Still, a Reuters survey of economists shows that Yellen’s comments have not altered their views. Ten dealers of 17 polled see rate hikes in the second half of 2015, with another four saying increases would not start until 2016.
That suggests a normalization of U.S. interest rate policy has yet to be factored into the U.S. dollar exchange rates versus the yen and the euro, economists say.
“We can only conclude that despite all the Fed’s forward guidance and efforts to improve its communication, the Fed’s probable course of action is not fully priced into dollar exchange rates,” said Ulrich Leuchtmann at Commerzbank.
“A phase of serious dollar strength will only set in later in the year. But then it will do so with a vengeance,” he said.
International diplomacy will be dominated by the response to Russia’s annexation of Crimea. Leaders of the world’s leading industrial democracies will hold a Group of Seven meeting without Russia on the sidelines of a nuclear security summit in The Hague this week to consider further responses to the crisis.
Russian markets ended last week by taking fright at a U.S. decision to slap sanctions on Russian President Vladimir Putin’s inner circle of money men and security officials. Finance Minister Anton Siluanov said Russia might cancel its foreign borrowing for 2014, though it has enough foreign reserves and a low enough budget deficit to be able to put off borrowing plans.
Russian stocks may be in for an easier ride if investors have a sense that the stand-off with the West is not intensifying for now, even though big risks remain.
Given that U.S. sanctions targeting Russian elites were stronger than anticipated and that EU leaders added more names to their list, retaliation from Russia cannot be ruled out.
“While the situation remains tense, it likely remains stable in the coming weeks,” said Mujtaba Rahman, a political analyst at Eurasia Group. “Wildcards include the possibility of a flare-up of Ukrainian versus Russian violence in eastern Ukraine, which would heighten the possibility of Russian invasion.”
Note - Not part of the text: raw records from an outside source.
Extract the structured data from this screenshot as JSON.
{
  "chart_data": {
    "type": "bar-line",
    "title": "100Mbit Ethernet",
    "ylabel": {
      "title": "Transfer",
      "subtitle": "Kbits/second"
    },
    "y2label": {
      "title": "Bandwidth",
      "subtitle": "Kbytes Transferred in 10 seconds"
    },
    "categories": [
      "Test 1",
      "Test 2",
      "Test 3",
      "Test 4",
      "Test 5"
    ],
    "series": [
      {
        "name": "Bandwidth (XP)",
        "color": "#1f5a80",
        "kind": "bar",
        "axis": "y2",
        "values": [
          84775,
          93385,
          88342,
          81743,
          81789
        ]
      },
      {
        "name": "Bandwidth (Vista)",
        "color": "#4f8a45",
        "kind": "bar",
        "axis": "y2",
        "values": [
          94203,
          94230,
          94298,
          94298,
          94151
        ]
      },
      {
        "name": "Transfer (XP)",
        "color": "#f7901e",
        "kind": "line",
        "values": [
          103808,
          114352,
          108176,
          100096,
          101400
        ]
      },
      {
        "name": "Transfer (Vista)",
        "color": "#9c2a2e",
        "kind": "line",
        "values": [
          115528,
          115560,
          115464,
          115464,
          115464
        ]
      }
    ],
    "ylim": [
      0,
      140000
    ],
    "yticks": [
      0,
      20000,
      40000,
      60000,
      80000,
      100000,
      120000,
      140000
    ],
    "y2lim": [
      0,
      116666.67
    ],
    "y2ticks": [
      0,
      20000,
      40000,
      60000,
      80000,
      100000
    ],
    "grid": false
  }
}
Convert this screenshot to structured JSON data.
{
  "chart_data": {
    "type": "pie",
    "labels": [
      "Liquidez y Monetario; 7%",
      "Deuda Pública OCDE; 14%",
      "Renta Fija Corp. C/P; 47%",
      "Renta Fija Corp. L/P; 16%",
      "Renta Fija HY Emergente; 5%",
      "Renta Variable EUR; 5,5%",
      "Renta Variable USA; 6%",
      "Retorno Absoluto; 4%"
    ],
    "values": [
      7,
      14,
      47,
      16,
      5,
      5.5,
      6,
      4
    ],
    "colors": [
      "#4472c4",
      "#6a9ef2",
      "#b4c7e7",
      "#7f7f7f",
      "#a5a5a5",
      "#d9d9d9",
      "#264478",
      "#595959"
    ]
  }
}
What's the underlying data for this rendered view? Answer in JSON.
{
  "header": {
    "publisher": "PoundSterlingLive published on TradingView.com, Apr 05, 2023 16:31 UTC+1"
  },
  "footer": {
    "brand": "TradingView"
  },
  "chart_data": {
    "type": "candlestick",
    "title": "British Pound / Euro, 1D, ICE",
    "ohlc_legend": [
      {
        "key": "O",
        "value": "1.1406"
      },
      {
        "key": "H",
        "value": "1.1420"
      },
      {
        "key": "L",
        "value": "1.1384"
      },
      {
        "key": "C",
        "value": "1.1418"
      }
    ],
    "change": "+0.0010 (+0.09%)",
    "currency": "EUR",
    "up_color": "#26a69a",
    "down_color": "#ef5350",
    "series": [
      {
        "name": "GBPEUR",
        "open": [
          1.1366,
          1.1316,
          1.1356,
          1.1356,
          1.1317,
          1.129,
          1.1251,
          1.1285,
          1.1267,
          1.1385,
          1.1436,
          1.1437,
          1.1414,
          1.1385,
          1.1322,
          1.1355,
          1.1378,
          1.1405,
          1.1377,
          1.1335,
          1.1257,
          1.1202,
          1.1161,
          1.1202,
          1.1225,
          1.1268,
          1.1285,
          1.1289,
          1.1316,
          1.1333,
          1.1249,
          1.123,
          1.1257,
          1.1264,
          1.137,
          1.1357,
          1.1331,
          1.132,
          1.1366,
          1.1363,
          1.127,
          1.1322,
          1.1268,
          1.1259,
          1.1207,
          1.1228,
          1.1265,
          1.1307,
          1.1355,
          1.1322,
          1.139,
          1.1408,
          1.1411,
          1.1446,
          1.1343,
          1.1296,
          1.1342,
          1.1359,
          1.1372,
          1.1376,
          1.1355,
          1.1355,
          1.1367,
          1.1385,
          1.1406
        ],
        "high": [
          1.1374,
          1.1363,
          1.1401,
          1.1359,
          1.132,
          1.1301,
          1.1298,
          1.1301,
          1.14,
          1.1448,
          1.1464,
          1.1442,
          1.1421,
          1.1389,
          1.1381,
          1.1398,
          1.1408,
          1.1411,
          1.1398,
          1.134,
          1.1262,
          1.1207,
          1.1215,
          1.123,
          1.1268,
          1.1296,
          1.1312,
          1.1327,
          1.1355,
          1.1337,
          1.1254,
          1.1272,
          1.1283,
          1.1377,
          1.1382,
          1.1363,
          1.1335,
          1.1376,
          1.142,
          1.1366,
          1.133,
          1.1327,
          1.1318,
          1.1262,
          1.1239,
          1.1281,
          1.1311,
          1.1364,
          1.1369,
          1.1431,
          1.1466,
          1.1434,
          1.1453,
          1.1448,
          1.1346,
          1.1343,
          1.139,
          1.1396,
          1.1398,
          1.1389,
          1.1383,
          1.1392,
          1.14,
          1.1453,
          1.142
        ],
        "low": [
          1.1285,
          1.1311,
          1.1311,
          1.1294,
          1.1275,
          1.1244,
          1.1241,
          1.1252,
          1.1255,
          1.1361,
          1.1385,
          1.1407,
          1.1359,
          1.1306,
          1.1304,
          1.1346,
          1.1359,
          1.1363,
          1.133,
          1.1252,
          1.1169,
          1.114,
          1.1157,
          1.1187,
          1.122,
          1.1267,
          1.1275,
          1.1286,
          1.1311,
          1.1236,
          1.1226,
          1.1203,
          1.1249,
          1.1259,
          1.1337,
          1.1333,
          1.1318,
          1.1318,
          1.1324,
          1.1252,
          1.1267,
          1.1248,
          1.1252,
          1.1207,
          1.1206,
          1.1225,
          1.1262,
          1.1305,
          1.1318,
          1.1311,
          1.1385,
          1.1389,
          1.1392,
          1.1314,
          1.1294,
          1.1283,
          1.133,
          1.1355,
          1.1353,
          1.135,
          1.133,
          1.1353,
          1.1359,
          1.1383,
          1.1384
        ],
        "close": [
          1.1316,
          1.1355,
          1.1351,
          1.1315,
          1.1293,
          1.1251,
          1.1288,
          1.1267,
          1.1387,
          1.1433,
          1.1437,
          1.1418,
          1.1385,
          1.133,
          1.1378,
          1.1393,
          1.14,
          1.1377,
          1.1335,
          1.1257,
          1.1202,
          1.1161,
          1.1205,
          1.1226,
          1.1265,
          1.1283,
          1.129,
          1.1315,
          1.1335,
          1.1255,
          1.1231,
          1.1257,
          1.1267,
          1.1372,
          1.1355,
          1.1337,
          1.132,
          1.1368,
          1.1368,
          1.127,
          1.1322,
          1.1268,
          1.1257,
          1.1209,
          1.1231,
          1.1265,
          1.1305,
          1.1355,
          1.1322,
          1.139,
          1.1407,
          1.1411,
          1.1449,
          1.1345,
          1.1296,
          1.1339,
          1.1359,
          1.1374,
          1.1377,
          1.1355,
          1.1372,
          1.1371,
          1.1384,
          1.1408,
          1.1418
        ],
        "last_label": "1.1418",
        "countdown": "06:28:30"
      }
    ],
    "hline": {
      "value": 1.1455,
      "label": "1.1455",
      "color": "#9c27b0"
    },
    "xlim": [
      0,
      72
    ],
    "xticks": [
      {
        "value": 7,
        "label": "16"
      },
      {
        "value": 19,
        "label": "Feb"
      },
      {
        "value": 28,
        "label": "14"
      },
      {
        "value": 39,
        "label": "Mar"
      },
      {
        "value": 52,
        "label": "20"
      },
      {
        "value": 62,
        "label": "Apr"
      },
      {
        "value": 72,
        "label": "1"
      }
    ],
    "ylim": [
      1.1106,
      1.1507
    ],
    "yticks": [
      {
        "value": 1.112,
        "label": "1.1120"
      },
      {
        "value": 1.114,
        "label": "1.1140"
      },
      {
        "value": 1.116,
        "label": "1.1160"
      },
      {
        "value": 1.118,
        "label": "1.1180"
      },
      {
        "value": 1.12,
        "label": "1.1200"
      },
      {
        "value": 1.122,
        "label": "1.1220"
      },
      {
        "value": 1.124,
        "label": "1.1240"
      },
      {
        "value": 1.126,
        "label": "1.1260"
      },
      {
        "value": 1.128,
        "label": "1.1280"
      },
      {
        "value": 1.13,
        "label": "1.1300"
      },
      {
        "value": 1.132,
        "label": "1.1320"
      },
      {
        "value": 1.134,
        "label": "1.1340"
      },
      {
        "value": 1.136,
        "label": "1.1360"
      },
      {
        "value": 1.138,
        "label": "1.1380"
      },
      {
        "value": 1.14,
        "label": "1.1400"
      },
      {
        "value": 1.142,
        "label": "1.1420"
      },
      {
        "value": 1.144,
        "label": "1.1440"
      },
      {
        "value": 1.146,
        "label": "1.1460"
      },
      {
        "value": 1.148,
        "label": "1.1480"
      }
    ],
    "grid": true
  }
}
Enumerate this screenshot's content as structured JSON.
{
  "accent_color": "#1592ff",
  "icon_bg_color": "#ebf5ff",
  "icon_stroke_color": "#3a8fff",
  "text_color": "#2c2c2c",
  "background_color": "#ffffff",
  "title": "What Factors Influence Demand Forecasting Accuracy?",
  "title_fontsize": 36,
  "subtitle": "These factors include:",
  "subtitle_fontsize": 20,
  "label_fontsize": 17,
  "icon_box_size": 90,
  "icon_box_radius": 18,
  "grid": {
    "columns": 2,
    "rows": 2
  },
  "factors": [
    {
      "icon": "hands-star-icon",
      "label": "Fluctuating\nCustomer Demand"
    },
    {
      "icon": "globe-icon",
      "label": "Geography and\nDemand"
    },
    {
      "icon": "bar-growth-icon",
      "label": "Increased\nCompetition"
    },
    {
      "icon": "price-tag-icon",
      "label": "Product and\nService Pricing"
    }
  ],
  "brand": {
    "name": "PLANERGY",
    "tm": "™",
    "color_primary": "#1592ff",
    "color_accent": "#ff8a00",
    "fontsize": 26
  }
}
Difficult as it may be to look beyond Russia, China’s release on Monday of the HSBC flash manufacturing purchasing managers index (PMI) will be arguably the most watched release in Asia, as investors question how the Chinese economy has fared in the first quarter.
“The February round of data pointed to the weakest growth momentum since the global financial crisis,” said Mole Hau at BNP Paribas, referring to the recent slump in investment, retail sales and factory output.
Chinese Premier Li Keqiang has said the economy faced “severe challenges” in 2014. Bank of America Merrill Lynch has cut its first-quarter growth forecast to 7.3 percent from 8.0.
A week before the European Central Bank’s (ECB) monetary policy meeting on April 3, President Mario Draghi has investors wondering what it will take for him to counter the very low rate of inflation in the euro zone.
Draghi will speak in Paris on Tuesday to try to drive the message home that the ECB will stick to its very accommodative policy stance for a long time, not raising rates even if inflation picks up.
Draghi has said the ECB would keep a close eye on the euro exchange rate, one of the key parameters affecting inflation that is at a four-year low. The Fed’s rate hike talk has taken some steam out of the euro’s rise, though that might not last.
A string of euro zone PMIs will also give a sense of the bloc’s recovery, with many economists expecting a slight increase in the euro area composite PMI, driven by a modest rebound in the manufacturing sector.
Economists expect French PMIs to improve, while in Germany better manufacturing surveys could compensate for last month’s weakness. “The gradual recovery continues,” Citi economists said in a note to clients. “We still expect the ECB to cut rates in June but the window seems to be narrowing gradually.”